Why did it matter that I got comments and favs? Well, it really made me feel accepted, for one, and I like to try and impress friends and fellow artists. Along this journey, I thoroughly enjoyed making myself go, ‘wow, look what I’ve done,’ at many of the pictures I produced. Not long ago, I reminded myself that that was all that mattered to me as an artist. I still impress myself with what I do, and I love to draw, so I pushed aside that thirst for the acceptance of others and just kept on going.

I don’t draw for the sake of others – unless the piece of art is a gift. I don’t ask anyone to like my art. I don’t ask people to comment or fav. I rarely thank people for favs or adding me to their friends list – as it is basically their way of thanking me for doing art in the first place. I draw for myself.

Who or what do you draw for? Do you draw for the comments/favs? Do you draw for the acceptance?
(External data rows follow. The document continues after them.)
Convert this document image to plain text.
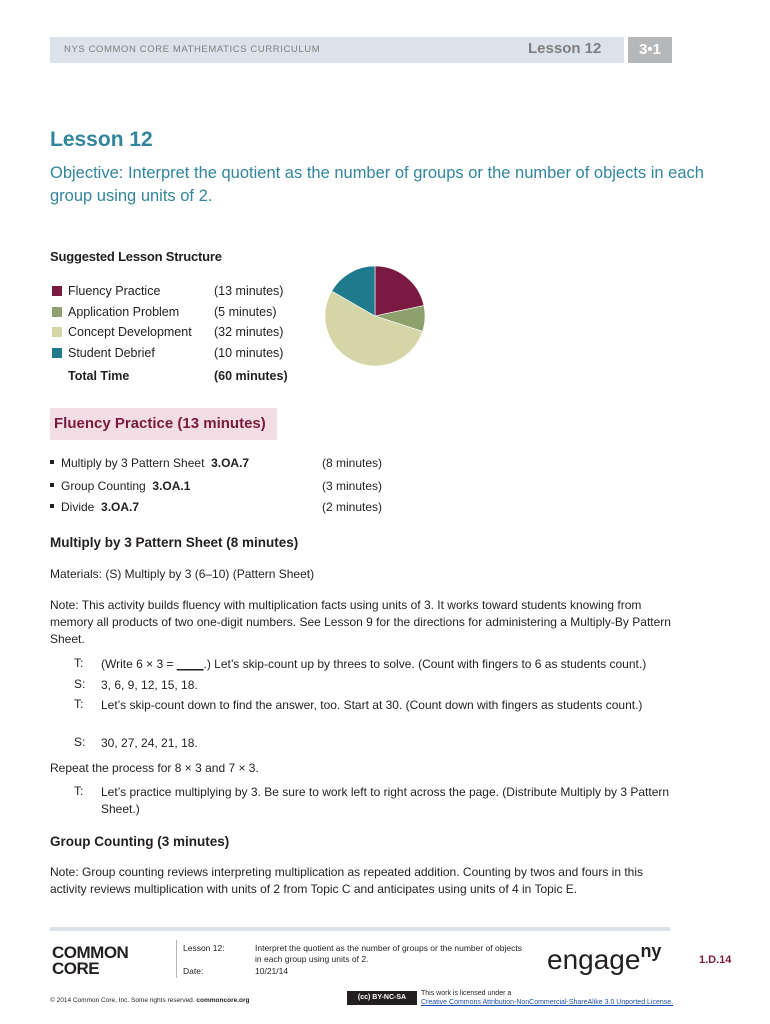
NYS COMMON CORE MATHEMATICS CURRICULUM	Lesson 12	3•1
Lesson 12
Objective: Interpret the quotient as the number of groups or the number of objects in each group using units of 2.
Suggested Lesson Structure
Fluency Practice	(13 minutes)
Application Problem	(5 minutes)
Concept Development (32 minutes)
Student Debrief	(10 minutes)
Total Time	(60 minutes)
Fluency Practice (13 minutes)
Multiply by 3 Pattern Sheet 3.OA.7	(8 minutes)
Group Counting 3.OA.1	(3 minutes)
Divide 3.OA.7	(2 minutes)
Multiply by 3 Pattern Sheet (8 minutes)
Materials: (S) Multiply by 3 (6–10) (Pattern Sheet)
Note: This activity builds fluency with multiplication facts using units of 3. It works toward students knowing from memory all products of two one-digit numbers. See Lesson 9 for the directions for administering a Multiply-By Pattern Sheet.
T: (Write 6 × 3 = ____.) Let’s skip-count up by threes to solve. (Count with fingers to 6 as students count.)
S: 3, 6, 9, 12, 15, 18.
T: Let’s skip-count down to find the answer, too. Start at 30. (Count down with fingers as students count.)
S: 30, 27, 24, 21, 18.
Repeat the process for 8 × 3 and 7 × 3.
T: Let’s practice multiplying by 3. Be sure to work left to right across the page. (Distribute Multiply by 3 Pattern Sheet.)
Group Counting (3 minutes)
Note: Group counting reviews interpreting multiplication as repeated addition. Counting by twos and fours in this activity reviews multiplication with units of 2 from Topic C and anticipates using units of 4 in Topic E.
COMMON
CORE
Lesson 12:
Date:
Interpret the quotient as the number of groups or the number of objects in each group using units of 2.
10/21/14	engage$^{ny}$	1.D.14
© 2014 Common Core, Inc. Some rights reserved. commoncore.org	(cc) BY-NC-SA
This work is licensed under a
Creative Commons Attribution-NonCommercial-ShareAlike 3.0 Unported License.
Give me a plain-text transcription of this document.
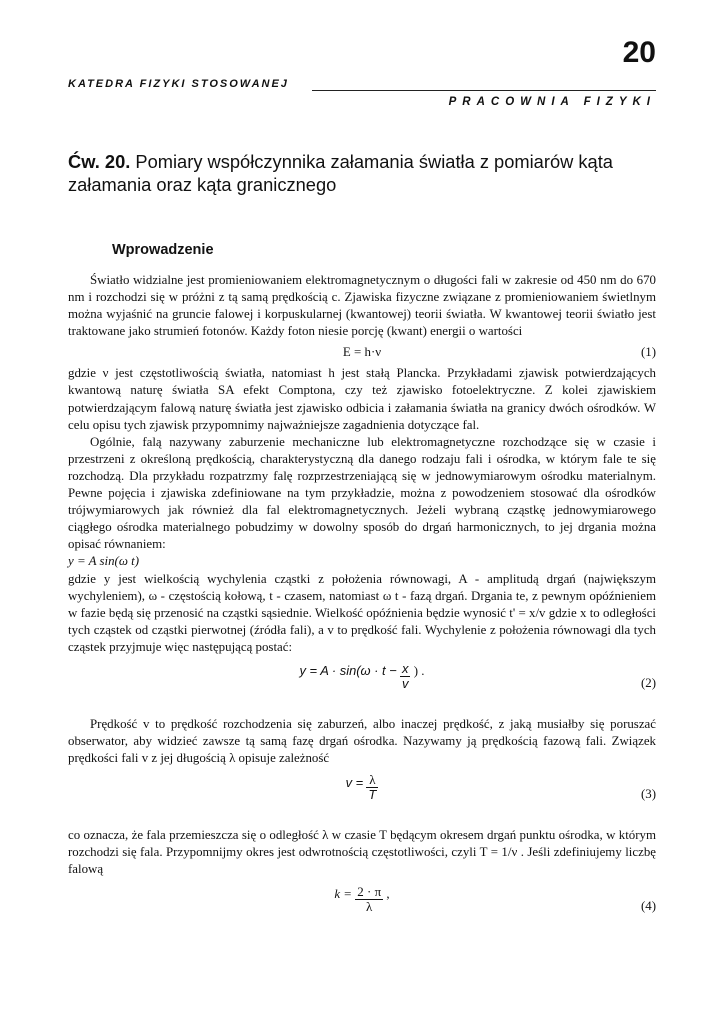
20
KATEDRA FIZYKI STOSOWANEJ
PRACOWNIA FIZYKI
Ćw. 20. Pomiary współczynnika załamania światła z pomiarów kąta załamania oraz kąta granicznego
Wprowadzenie

Światło widzialne jest promieniowaniem elektromagnetycznym o długości fali w zakresie od 450 nm do 670 nm i rozchodzi się w próżni z tą samą prędkością c. Zjawiska fizyczne związane z promieniowaniem świetlnym można wyjaśnić na gruncie falowej i korpuskularnej (kwantowej) teorii światła. W kwantowej teorii światło jest traktowane jako strumień fotonów. Każdy foton niesie porcję (kwant) energii o wartości

E = h·ν	(1)

gdzie ν jest częstotliwością światła, natomiast h jest stałą Plancka. Przykładami zjawisk potwierdzających kwantową naturę światła SA efekt Comptona, czy też zjawisko fotoelektryczne. Z kolei zjawiskiem potwierdzającym falową naturę światła jest zjawisko odbicia i załamania światła na granicy dwóch ośrodków. W celu opisu tych zjawisk przypomnimy najważniejsze zagadnienia dotyczące fal.

Ogólnie, falą nazywany zaburzenie mechaniczne lub elektromagnetyczne rozchodzące się w czasie i przestrzeni z określoną prędkością, charakterystyczną dla danego rodzaju fali i ośrodka, w którym fale te się rozchodzą. Dla przykładu rozpatrzmy falę rozprzestrzeniającą się w jednowymiarowym ośrodku materialnym. Pewne pojęcia i zjawiska zdefiniowane na tym przykładzie, można z powodzeniem stosować dla ośrodków trójwymiarowych jak również dla fal elektromagnetycznych. Jeżeli wybraną cząstkę jednowymiarowego ciągłego ośrodka materialnego pobudzimy w dowolny sposób do drgań harmonicznych, to jej drgania można opisać równaniem:

y = A sin(ω t)

gdzie y jest wielkością wychylenia cząstki z położenia równowagi, A - amplitudą drgań (największym wychyleniem), ω - częstością kołową, t - czasem, natomiast ω t - fazą drgań. Drgania te, z pewnym opóźnieniem w fazie będą się przenosić na cząstki sąsiednie. Wielkość opóźnienia będzie wynosić t' = x/v gdzie x to odległości tych cząstek od cząstki pierwotnej (źródła fali), a v to prędkość fali. Wychylenie z położenia równowagi dla tych cząstek przyjmuje więc następującą postać:

$y = A \cdot \sin(\omega \cdot t - \frac{x}{v}$ ) .
(2)

Prędkość v to prędkość rozchodzenia się zaburzeń, albo inaczej prędkość, z jaką musiałby się poruszać obserwator, aby widzieć zawsze tą samą fazę drgań ośrodka. Nazywamy ją prędkością fazową fali. Związek prędkości fali v z jej długością λ opisuje zależność

$v = \frac{\lambda}{T}$	(3)

co oznacza, że fala przemieszcza się o odległość λ w czasie T będącym okresem drgań punktu ośrodka, w którym rozchodzi się fala. Przypomnijmy okres jest odwrotnością częstotliwości, czyli T = 1/ν . Jeśli zdefiniujemy liczbę falową

$k = \frac{2 \cdot \pi}{\lambda}$ ,
(4)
Do you draw what other people say you should draw? Do you draw things you really hate drawing? Or… do you draw what you want to draw?

It’s a dead-end!

You may find that seeking comments and favs is endless and pointless. Why is that? It’s because there is no ending point. There are no limits to the views, favs, or comments on any one image, so when do you want it to end? It can’t end. It’s pointless. It’s a dead-end. I urge you not to seek these things, though they do help to encourage us.

Ask yourself this: What do you think the artists you admire are aiming for?

Do you think the artists with all the pageviews are any more encouraged than you are? Maybe slightly, but the numbers aren’t the reason. Thousands of pageviews do not lead to satisfaction with one’s own art! That has to come from you and you alone. You are choosing how happy you are with your art. Do you love what you do? Of course you do! Why else would you do it? So listen to the part of you that says, ‘I’m proud of this image,’ and let that drive you.

What about the other end of the spectrum?

If I were to tell you to go and get a career in art and only draw for yourself, you may have a hard time doing it. This isn’t advice on getting an art career. It’s advice on art itself.

Sure, all clients seek something specific, but there will always be people who don’t like your art. I’m not talking now and then. I’m talking all the time! There is no picture in the world that the entire population of the earth likes. It doesn’t matter if some people don’t like your art. You are a person too. If you think nobody else likes it, include yourself, as that’s who it matters to the most.

Treijim must always be happy with his art with an attitude like that!

Don’t make me laugh. I always go through times when I don’t like what I do. In fact, if I like a picture too much, I can’t see what’s wrong with it and hence cannot improve.

After my pageviews went over about 13,000, I stopped trying to keep track, simply because I couldn’t and didn’t want to. It didn’t matter. I love my art. That’s all that matters for me. I don’t let a lack of comments or favs get me down. If artists could multi-fav and comment on their own art, how much more would we all have? That’s how I look at mine! I have a Daily Deviation and that has way more stats than my other pictures, but in my eyes, it’s not that much better. In my eyes, I love all my art but at the same time want to keep improving.

… and in conclusion

I suck at summarising things. So, in conclusion, wait a few minutes and read all this again. Unless you have the most unreal memory in the world, you’ll pick up something you skimmed over before.

I typed this to encourage you people, so read up! Any comments on this are greatly appreciated and thank you for reading. Until next time…

“10% of life is what happens to you. 90% is how you react.”